Kappa actually has a “don’t write, don’t care” syntax that allows the modeler to omit the binding status or the state of the site (or even the entire site) completely, in an agent description. This essentially means that we don’t care about these conditions in the context of the present rule, and that they will not be checked when an agent is being screened to see if it matches the patterns described in the rule. There are other syntactical ways in Kappa for explicitly declaring less-constrained or unconstrained binding states for sites, but for the purposes of this introduction to formal grammars, we will not be covering them within the subset of the Kappa syntax that we are presenting here. Returning to the site grammar now - since we already have the grammar for the site name (we’ll just use <name> again), let’s develop the grammar for the (optional) binding notation.

<dot> ::= “.”
<open_sq_br> ::= “[”
<close_sq_br> ::= “]”
<binding_index> ::= <digit> | <binding_index><digit>
<binding_status> ::= <dot> | <binding_index>
<binding> ::= <open_sq_br><binding_status><close_sq_br>

Since the binding status of a site can be represented using either a dot for the unbound state, or a binding index, we have defined a <binding_status> element that can be either one of these. In the <binding_index> element, we have used the kind of recursive description that we used to build the <name> grammar, defining the binding index as either a digit, or a binding index followed by another digit. This allows the <binding_index> element to consist of anything from one to multiple digits, although in practice, any given Kappa rule is very unlikely ever to contain enough binding descriptions within the same rule, that it would require the use of binding indices with more than one digit - but hey, you never know! Finally, we put it all together to describe the overall binding status of the site in <binding>, as a set of square brackets containing the binding status in the form of a dot for the unbound form, or an integer index for the bound form.

Now we will define the grammar for the site’s state.

<open_curly_br> ::= “{”
<close_curly_br> ::= “}”
<state_label> ::= <name_character> | <state_label><name_character>
<state> ::= <open_curly_br><state_label><close_curly_br>

This grammar for the state of the site looks very similar to the grammar for the binding. To denote a state, we use curly brackets instead of square brackets, and the brackets contain a state label rather than a binding status, but the idea is very much the same. The <state_label> does not have the same requirement to have a letter in the first position as an agent or site name, but it is does have to be composed of the same set of permitted characters.

Now that we have grammar definitions for the site’s name, binding status and state, we are ready to put it all together and define an overall grammar for a Kappa site. Remember, the binding and state notations are optional, so we need to be able to handle a site that is presented in name only, or with either one or both of the binding and state declarations, as shown previously:

<site_status> ::= <binding> | <state> | <binding><state> | <state><binding> | ""
<site> ::= <name><site_status>

Since the Kappa syntax allows either the binding or the state declarations to be omitted entirely, or included together in any order, we have defined a <site_status> element that describes all five possible combinations, including an empty string (““) to signify nothing.

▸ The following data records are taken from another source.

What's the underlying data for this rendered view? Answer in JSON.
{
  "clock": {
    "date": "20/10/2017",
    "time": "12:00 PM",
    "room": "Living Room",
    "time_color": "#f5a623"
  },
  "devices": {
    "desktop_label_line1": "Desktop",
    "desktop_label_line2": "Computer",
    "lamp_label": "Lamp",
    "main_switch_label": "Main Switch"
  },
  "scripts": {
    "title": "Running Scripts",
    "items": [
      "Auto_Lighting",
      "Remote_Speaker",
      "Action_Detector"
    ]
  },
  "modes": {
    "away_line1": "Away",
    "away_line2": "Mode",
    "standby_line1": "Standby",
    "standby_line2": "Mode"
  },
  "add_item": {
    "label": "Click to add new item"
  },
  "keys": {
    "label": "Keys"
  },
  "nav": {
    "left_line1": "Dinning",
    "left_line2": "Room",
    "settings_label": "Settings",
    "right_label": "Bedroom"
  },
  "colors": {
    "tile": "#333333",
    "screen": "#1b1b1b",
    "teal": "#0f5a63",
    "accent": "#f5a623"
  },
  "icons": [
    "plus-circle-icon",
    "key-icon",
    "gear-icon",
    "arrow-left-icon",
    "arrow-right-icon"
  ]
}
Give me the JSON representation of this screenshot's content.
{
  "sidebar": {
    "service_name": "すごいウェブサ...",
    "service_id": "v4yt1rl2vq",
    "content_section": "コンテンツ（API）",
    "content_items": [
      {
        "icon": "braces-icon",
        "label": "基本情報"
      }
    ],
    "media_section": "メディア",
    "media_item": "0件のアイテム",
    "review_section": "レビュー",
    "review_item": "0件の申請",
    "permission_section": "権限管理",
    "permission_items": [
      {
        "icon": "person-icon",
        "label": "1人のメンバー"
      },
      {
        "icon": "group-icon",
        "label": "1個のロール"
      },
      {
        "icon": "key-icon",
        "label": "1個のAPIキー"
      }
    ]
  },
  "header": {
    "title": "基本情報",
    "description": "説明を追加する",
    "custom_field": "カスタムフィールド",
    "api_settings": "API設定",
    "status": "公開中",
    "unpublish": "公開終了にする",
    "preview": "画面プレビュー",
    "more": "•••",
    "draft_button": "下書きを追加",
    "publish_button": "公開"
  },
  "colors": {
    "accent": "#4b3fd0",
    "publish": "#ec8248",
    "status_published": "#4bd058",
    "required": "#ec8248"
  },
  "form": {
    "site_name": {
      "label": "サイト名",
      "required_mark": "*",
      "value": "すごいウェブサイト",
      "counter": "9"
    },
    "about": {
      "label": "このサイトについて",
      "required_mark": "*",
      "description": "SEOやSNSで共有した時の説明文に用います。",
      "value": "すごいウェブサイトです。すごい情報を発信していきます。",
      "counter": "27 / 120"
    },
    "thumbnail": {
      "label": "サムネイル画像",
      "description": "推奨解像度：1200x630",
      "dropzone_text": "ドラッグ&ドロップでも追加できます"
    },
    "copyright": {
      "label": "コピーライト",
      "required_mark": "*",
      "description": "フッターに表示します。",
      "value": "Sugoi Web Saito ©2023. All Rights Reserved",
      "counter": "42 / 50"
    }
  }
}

Now we’re ready to define the grammar for a complete agent and its sites.

One situation that we have not yet encountered, is the use of lists in our grammar. Agents have comma-separated lists of sites within the parentheses that follow their names,. We can see this clearly in the Kappa rule example shown at the top of this article, which was taken from a dopamine signaling model. Here’s one of the the Kappa agent descriptions for the DARPP-32 protein:

DARPP-32(T34{p}, T75{p}, S137{p}, bind[1])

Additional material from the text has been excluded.